Entreaty to the Thunderous (Hexagram 51)

Custodians                of raw sonance,

Silver shaman           of white starfire,

We are heavy in our earth.

We are rich                 in the mire.

Let us be                     thunderous.

Recruit us to the constellations.

_______________

M.C. Childs’ poems have been selected by Asimov’s, Leading Edge, Locus, The Martian Wave, Scifaikuest and Space & Time. He is also the author of  “Composing Speculative Cities” (Analog, April 2016) and “Learning from New Millennium Science Fiction Cities” (Journal of Urbanism,  March 2015). His award-winning books include The Zeon Files: Art and Design of Historic Route 66 Signs (UNM Press 2016), Urban Composition (Princeton Architectural Press ,2012) and Squares: A Public Space Design Guide (UNM Press 2004). He is an Associate Dean of Architecture at the University of New Mexico, and was on the M.I.T. tiddlywinks team.

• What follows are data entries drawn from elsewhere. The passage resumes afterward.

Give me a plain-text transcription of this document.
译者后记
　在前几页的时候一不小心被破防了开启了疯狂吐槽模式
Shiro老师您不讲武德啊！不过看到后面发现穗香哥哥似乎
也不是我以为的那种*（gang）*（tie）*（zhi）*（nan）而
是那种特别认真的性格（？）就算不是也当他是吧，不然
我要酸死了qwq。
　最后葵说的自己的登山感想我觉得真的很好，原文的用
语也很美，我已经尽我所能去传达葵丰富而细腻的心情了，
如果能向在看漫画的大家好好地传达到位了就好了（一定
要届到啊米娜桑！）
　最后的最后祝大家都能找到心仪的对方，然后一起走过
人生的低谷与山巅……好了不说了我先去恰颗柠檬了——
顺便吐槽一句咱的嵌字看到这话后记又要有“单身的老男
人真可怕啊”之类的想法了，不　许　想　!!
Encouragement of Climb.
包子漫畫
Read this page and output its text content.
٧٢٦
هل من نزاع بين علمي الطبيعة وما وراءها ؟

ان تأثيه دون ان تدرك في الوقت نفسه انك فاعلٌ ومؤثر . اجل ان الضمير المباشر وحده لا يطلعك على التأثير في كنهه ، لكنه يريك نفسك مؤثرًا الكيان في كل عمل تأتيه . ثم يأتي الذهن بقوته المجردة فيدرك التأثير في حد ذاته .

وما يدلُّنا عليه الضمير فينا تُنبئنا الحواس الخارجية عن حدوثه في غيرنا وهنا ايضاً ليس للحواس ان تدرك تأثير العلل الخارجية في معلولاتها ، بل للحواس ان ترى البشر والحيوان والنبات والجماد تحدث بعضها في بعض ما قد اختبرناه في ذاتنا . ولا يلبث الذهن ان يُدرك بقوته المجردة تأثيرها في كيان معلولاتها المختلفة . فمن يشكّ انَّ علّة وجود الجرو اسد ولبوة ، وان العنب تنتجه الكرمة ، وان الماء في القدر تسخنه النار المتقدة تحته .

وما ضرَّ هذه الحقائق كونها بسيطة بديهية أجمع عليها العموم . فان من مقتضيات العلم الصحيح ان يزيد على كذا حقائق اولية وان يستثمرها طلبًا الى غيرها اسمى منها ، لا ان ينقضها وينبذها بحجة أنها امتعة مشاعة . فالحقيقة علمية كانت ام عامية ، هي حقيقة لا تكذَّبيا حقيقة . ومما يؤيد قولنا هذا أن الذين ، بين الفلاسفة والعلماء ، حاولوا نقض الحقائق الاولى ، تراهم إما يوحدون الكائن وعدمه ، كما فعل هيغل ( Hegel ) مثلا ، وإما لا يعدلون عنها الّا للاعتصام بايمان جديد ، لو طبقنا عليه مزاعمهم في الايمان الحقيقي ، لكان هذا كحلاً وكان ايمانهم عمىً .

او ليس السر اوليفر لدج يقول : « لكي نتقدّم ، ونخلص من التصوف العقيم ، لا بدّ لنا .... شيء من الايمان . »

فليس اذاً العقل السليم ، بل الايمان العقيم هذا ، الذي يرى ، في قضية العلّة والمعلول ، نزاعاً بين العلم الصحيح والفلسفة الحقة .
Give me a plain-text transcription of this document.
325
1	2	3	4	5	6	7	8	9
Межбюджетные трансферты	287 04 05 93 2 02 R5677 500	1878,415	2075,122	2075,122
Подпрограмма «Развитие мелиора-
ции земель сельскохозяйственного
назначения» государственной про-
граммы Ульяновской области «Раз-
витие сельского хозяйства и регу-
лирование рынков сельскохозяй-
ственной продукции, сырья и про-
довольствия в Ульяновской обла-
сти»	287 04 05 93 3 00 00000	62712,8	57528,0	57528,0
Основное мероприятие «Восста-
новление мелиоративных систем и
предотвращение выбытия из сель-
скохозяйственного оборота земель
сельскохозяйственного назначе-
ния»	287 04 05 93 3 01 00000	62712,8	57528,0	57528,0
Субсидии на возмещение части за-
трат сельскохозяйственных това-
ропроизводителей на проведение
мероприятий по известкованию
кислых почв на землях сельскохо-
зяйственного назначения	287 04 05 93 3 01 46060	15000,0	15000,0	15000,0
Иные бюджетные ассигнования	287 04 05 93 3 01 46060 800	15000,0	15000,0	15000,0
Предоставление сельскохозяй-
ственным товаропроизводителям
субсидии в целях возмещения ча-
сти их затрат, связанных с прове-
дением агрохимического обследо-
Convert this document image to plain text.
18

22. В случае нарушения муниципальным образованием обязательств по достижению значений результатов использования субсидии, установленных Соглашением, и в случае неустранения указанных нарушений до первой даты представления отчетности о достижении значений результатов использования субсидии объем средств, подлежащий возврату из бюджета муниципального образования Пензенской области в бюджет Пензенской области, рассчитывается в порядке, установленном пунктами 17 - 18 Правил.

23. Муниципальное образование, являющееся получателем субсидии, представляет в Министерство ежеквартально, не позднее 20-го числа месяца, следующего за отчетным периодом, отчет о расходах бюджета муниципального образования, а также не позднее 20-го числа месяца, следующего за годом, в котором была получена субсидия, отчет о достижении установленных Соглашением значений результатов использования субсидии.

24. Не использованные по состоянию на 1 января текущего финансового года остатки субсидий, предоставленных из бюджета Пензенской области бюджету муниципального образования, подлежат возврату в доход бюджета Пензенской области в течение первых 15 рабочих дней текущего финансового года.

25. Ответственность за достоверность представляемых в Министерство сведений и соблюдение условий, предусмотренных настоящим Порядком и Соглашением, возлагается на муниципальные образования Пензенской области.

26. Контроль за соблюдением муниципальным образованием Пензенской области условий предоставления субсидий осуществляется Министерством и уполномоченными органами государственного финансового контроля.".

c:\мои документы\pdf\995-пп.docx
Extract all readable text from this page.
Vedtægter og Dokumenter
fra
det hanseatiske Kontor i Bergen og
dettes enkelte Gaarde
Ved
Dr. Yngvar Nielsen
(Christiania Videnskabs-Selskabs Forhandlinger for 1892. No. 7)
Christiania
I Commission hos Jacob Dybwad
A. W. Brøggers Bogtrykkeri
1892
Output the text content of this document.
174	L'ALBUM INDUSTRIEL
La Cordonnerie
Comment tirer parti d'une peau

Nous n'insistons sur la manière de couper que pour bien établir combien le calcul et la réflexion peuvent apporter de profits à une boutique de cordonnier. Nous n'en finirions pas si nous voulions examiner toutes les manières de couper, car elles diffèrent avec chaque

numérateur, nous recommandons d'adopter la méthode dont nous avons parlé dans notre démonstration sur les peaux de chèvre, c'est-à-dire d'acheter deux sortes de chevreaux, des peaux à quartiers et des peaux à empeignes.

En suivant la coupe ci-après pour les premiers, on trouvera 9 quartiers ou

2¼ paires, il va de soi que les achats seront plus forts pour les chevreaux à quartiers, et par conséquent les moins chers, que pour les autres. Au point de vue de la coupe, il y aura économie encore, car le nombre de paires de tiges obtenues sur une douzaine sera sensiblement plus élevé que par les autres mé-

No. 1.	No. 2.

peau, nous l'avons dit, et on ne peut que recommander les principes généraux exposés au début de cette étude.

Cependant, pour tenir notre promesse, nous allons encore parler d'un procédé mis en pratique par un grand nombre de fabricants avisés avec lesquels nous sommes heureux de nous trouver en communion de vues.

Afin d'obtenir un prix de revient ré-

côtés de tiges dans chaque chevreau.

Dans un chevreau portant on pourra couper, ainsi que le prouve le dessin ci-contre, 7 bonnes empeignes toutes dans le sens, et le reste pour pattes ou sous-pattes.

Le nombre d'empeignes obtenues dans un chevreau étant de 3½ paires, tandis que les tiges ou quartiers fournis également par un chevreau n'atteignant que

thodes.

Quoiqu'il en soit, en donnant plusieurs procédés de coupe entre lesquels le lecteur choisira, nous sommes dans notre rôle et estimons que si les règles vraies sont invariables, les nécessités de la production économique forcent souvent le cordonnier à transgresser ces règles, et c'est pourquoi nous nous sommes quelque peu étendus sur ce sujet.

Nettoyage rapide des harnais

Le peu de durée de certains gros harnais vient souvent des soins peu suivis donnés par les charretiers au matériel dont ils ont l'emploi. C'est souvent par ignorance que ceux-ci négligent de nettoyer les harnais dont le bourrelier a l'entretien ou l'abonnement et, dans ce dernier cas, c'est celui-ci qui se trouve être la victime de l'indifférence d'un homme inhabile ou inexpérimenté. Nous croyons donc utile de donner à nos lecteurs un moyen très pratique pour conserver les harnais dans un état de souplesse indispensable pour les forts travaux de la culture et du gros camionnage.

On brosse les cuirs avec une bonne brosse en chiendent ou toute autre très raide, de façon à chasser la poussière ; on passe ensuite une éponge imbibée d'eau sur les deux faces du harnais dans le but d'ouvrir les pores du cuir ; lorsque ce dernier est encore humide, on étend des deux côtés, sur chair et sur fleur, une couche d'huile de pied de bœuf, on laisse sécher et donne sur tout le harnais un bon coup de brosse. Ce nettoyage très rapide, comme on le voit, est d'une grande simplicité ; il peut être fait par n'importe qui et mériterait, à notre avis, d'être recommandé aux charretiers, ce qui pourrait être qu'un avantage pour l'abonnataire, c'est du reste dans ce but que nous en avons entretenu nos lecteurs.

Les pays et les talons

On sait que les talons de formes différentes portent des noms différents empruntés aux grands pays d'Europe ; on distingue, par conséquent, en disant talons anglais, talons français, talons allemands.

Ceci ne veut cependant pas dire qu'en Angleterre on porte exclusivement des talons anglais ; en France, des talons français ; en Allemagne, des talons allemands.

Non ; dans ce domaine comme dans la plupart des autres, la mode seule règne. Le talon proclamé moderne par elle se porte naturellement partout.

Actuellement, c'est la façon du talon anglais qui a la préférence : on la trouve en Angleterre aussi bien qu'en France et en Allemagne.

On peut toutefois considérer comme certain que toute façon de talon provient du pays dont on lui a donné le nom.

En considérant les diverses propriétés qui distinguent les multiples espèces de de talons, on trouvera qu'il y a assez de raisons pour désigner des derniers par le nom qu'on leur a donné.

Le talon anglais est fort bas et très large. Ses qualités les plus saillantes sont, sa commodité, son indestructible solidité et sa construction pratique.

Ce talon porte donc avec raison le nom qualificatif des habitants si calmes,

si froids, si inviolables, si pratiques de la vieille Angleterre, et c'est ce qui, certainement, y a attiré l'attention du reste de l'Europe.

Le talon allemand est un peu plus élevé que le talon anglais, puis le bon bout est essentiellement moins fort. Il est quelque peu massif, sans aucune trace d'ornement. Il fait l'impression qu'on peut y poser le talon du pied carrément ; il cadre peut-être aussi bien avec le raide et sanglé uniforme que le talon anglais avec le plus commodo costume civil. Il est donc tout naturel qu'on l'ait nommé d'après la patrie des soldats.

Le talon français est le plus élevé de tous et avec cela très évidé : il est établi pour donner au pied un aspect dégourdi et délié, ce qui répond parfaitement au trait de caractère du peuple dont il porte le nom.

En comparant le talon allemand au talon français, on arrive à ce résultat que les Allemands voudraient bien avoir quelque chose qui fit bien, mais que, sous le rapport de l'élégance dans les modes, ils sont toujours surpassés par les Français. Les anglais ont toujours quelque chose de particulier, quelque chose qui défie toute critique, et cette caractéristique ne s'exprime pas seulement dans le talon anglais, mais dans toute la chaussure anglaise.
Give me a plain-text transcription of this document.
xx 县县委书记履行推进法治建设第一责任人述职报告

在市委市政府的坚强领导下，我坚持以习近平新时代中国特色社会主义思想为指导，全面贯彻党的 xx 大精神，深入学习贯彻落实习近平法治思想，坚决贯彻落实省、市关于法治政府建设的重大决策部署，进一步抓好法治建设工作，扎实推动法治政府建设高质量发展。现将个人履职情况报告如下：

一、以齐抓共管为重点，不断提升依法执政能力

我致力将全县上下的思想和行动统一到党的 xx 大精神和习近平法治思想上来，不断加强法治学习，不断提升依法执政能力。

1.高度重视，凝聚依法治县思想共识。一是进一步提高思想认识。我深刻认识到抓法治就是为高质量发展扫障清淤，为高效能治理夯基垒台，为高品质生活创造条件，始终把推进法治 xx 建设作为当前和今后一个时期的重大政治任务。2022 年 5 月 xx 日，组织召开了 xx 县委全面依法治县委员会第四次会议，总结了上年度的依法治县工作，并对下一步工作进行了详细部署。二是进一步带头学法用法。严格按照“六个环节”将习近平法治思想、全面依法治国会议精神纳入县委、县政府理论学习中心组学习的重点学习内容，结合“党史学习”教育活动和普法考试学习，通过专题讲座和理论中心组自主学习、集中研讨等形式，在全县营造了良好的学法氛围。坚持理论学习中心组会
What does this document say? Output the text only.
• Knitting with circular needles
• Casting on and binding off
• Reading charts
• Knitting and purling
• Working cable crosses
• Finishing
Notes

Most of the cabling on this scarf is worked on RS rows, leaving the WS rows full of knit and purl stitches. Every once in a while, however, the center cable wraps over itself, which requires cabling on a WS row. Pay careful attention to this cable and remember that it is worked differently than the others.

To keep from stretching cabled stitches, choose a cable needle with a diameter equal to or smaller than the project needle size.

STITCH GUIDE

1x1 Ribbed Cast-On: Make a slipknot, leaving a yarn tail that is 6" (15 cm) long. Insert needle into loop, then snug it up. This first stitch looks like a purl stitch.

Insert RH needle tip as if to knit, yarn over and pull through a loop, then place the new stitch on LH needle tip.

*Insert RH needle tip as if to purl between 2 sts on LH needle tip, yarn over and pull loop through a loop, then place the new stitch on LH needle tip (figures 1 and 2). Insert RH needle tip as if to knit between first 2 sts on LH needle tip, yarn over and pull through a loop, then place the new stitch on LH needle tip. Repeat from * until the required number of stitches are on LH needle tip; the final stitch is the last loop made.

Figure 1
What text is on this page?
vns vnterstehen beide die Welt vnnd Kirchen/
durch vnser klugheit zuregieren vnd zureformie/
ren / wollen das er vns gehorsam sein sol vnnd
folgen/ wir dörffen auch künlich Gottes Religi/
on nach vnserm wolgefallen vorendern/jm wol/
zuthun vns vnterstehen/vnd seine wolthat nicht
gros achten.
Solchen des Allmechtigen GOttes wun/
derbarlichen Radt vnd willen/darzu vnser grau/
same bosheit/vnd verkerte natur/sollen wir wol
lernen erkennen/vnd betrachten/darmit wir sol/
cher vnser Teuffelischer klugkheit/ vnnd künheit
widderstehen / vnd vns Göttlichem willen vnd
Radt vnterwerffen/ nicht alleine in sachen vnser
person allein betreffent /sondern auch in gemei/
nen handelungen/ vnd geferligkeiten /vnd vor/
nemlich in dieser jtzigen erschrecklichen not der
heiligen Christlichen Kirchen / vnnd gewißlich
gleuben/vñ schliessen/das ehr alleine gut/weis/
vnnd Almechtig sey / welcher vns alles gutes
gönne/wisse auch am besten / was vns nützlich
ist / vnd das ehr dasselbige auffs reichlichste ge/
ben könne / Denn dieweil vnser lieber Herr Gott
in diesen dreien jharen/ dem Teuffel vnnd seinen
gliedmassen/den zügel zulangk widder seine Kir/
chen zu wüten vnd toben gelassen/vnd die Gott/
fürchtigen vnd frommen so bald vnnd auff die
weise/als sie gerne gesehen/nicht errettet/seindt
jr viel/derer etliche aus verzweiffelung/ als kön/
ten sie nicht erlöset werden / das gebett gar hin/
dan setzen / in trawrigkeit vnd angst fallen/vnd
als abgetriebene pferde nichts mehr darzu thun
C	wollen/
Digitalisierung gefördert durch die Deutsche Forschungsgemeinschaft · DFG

Editor’s Notes on “Entreaty to the Thunderous (Hexagram 51)”: This innovative poem is modeled after a hexagram, first written in The I Ching book. The book consists of 64 hexagrams and each hexagram is a figure composed of six stacked horizontal lines. Each line is either Yang (an unbroken, or solid line) or Yin (broken, an open line with a gap in the center). Each hexagram is accompanied with a description, often cryptic, akin to parables. Each line in every hexagram is also given a similar description. The German mathematician philosopher, Gottfried Wilhelm Leibniz, took great interest in this construction.